A prescribed fire believed "out" for nearly a month sputtered back to life in this week's August-like weather, and was burning on about 50 acres near the confluence of the Flathead and Clark Fork rivers Thursday.
Rob Seli, acting fire management officer for the Lolo National Forest, said two crews - the Lolo Hot Shots and firefighters from the Plains Ranger District - worked with a water-dropping helicopter throughout the day, keeping the fire inside the national forest boundary.
Another crew and a second helicopter will join the firefighting effort on Friday, "and we think we'll get a good handle on it," Seli said. "If we can keep it corralled for a little while, we should get help from the weather this weekend."
Seli said the original, intentional fire burned about 1,300 acres in the Wilson and Robertson creek drainages between Perma and Paradise.
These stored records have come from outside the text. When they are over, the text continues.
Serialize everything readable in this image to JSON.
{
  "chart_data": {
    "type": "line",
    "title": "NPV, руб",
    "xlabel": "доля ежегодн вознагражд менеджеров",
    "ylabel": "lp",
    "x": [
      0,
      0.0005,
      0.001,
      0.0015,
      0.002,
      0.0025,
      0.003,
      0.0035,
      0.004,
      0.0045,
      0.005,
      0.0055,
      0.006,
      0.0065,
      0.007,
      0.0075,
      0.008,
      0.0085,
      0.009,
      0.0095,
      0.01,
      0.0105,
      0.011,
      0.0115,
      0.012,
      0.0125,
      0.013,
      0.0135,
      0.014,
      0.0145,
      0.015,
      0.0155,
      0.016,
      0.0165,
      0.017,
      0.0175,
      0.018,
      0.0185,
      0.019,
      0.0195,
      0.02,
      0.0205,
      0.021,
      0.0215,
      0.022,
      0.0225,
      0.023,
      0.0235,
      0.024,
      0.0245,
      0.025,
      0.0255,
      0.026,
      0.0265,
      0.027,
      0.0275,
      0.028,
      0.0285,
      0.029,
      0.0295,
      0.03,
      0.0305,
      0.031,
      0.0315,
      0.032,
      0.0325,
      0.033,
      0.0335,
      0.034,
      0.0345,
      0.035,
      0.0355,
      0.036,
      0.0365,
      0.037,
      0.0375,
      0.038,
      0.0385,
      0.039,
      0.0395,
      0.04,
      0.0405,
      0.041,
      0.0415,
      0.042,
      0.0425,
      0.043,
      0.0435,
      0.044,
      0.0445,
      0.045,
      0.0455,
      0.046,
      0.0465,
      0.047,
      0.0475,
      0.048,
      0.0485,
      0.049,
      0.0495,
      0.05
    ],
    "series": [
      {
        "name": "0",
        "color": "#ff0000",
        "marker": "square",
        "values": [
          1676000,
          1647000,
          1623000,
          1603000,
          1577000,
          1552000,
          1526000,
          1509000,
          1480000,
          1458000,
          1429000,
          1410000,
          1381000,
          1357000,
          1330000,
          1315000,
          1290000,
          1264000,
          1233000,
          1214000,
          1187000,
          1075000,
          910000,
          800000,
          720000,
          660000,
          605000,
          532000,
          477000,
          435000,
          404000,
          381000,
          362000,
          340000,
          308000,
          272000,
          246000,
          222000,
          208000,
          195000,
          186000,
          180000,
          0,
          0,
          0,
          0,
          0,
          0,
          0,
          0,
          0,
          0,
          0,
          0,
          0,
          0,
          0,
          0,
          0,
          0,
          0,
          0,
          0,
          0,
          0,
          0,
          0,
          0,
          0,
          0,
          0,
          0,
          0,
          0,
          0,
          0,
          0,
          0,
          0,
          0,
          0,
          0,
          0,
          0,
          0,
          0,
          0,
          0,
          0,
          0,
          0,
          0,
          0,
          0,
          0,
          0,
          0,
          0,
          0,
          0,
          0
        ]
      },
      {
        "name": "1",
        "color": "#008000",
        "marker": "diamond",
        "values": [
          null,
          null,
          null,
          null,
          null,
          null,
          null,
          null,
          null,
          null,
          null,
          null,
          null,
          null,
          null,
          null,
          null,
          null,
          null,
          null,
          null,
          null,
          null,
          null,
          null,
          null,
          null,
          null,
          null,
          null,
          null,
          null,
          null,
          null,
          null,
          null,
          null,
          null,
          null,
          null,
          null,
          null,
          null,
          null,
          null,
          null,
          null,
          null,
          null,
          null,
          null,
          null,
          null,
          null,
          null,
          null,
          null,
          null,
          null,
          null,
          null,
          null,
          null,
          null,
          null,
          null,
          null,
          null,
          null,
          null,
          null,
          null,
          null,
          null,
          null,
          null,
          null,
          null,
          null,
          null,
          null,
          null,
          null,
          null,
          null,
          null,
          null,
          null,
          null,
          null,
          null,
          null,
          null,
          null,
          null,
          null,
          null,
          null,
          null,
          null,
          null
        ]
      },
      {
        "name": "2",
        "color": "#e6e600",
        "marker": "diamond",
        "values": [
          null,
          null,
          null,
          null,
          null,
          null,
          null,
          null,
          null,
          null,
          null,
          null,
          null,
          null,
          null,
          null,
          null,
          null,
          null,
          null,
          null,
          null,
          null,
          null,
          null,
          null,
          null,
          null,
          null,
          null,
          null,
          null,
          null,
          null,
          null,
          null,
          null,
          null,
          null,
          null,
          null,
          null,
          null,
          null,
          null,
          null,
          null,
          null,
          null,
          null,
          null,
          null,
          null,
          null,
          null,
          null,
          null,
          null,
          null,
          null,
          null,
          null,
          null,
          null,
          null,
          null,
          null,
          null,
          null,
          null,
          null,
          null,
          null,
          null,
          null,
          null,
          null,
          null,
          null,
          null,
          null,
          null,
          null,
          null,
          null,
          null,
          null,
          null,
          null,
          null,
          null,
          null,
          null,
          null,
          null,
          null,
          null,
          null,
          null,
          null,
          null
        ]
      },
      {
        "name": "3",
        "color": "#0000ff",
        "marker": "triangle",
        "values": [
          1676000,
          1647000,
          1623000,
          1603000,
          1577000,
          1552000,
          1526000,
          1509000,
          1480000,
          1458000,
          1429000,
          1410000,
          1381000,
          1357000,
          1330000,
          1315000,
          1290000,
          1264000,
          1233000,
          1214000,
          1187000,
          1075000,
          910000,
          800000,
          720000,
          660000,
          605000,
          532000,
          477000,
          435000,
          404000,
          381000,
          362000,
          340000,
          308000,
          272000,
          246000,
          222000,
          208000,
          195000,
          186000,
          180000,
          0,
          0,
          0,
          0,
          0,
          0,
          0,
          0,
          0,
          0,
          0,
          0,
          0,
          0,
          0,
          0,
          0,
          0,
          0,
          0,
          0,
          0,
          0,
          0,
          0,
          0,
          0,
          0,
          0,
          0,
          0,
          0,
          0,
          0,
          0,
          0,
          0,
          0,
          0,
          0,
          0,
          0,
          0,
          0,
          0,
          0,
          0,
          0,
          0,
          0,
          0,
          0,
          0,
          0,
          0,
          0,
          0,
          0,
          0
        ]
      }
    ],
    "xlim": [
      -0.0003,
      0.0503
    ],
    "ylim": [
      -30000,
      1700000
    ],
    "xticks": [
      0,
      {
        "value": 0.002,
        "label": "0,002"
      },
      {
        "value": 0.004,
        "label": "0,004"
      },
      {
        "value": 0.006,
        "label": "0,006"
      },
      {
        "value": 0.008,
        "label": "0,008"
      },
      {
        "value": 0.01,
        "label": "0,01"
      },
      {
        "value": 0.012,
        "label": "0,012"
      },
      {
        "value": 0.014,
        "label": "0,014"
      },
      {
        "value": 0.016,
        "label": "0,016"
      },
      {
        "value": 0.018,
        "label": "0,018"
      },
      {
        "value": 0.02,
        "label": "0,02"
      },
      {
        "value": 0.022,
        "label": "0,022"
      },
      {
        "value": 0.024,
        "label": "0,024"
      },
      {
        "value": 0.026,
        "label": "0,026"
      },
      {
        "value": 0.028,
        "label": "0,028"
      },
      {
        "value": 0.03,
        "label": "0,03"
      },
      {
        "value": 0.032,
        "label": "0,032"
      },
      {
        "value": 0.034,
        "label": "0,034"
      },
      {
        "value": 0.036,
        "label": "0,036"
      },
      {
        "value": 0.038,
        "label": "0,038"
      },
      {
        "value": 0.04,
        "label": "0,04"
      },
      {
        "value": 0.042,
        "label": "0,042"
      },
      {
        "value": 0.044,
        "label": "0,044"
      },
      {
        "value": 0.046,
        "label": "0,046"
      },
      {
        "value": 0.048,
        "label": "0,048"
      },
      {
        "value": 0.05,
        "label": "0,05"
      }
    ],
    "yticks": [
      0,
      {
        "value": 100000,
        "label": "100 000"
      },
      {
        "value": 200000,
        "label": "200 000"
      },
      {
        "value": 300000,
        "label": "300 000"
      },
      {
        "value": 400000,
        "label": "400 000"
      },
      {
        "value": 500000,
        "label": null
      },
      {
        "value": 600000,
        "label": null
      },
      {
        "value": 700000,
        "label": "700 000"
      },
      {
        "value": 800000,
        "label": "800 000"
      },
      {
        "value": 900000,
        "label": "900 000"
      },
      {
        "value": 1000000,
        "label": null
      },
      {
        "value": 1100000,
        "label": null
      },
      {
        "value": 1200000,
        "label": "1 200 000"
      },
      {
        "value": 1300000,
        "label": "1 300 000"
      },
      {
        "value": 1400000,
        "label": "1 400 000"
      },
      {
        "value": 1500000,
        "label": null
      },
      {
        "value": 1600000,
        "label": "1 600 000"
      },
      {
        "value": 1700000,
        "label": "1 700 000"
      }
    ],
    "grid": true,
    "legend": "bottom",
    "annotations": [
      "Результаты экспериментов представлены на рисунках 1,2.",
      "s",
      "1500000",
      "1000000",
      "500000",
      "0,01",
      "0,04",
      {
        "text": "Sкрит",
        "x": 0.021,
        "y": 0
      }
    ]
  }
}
Knowing the dryness of the area, crews had monitored the burn since its ignition April 25. They saw the first new smoke on Wednesday, high on a slope above Highway 200 - outside the boundary of the original burn.
The lesson, Seli said, is one of vigilance given western Montana's unusually dry spring.
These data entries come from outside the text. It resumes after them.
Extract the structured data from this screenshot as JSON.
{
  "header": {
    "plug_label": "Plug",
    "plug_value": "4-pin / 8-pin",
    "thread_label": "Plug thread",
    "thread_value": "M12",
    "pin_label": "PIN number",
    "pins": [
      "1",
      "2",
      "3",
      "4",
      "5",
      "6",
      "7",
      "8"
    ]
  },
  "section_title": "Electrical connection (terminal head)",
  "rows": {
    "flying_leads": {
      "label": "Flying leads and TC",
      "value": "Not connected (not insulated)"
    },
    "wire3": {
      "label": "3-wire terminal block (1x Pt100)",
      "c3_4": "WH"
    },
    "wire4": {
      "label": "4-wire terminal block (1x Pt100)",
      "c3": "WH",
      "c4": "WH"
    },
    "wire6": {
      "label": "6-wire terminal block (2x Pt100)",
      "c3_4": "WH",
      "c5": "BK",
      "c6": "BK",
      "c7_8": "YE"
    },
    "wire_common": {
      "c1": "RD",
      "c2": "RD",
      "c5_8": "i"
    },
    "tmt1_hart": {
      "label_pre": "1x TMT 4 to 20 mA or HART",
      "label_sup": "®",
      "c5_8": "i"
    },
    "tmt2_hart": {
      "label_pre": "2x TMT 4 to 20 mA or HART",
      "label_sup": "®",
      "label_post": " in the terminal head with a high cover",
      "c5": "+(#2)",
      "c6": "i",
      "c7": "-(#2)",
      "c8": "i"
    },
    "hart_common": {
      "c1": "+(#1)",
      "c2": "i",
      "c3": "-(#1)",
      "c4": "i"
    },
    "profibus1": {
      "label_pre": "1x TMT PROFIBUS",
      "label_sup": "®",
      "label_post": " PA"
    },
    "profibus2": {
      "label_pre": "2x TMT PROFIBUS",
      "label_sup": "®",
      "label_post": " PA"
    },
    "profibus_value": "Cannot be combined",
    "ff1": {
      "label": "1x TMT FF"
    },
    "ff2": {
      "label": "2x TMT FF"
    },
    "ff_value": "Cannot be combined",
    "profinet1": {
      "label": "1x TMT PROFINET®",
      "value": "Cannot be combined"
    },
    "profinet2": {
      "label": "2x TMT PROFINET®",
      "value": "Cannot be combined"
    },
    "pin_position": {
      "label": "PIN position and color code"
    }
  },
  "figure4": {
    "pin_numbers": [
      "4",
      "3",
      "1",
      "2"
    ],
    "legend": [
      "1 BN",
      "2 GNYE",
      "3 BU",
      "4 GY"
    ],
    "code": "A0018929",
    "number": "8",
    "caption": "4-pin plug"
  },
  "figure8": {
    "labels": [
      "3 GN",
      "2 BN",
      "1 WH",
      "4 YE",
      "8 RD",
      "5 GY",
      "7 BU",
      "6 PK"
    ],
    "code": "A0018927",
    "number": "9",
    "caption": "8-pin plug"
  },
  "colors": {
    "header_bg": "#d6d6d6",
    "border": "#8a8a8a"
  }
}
"Anyone who has done any burning of debris this spring should really check their area and feel the ashes with their hands," he said. "You have to be real careful of any burned-out stumps that can hold fire for a long time. This one sat around for a month, then just kind of came to life."
"Our fire danger is probably as high as it ever gets this time of year," he said. "We saw a real dry spring like this in 1995, and had a prescribed fire escape near Thompson Falls the first week of June."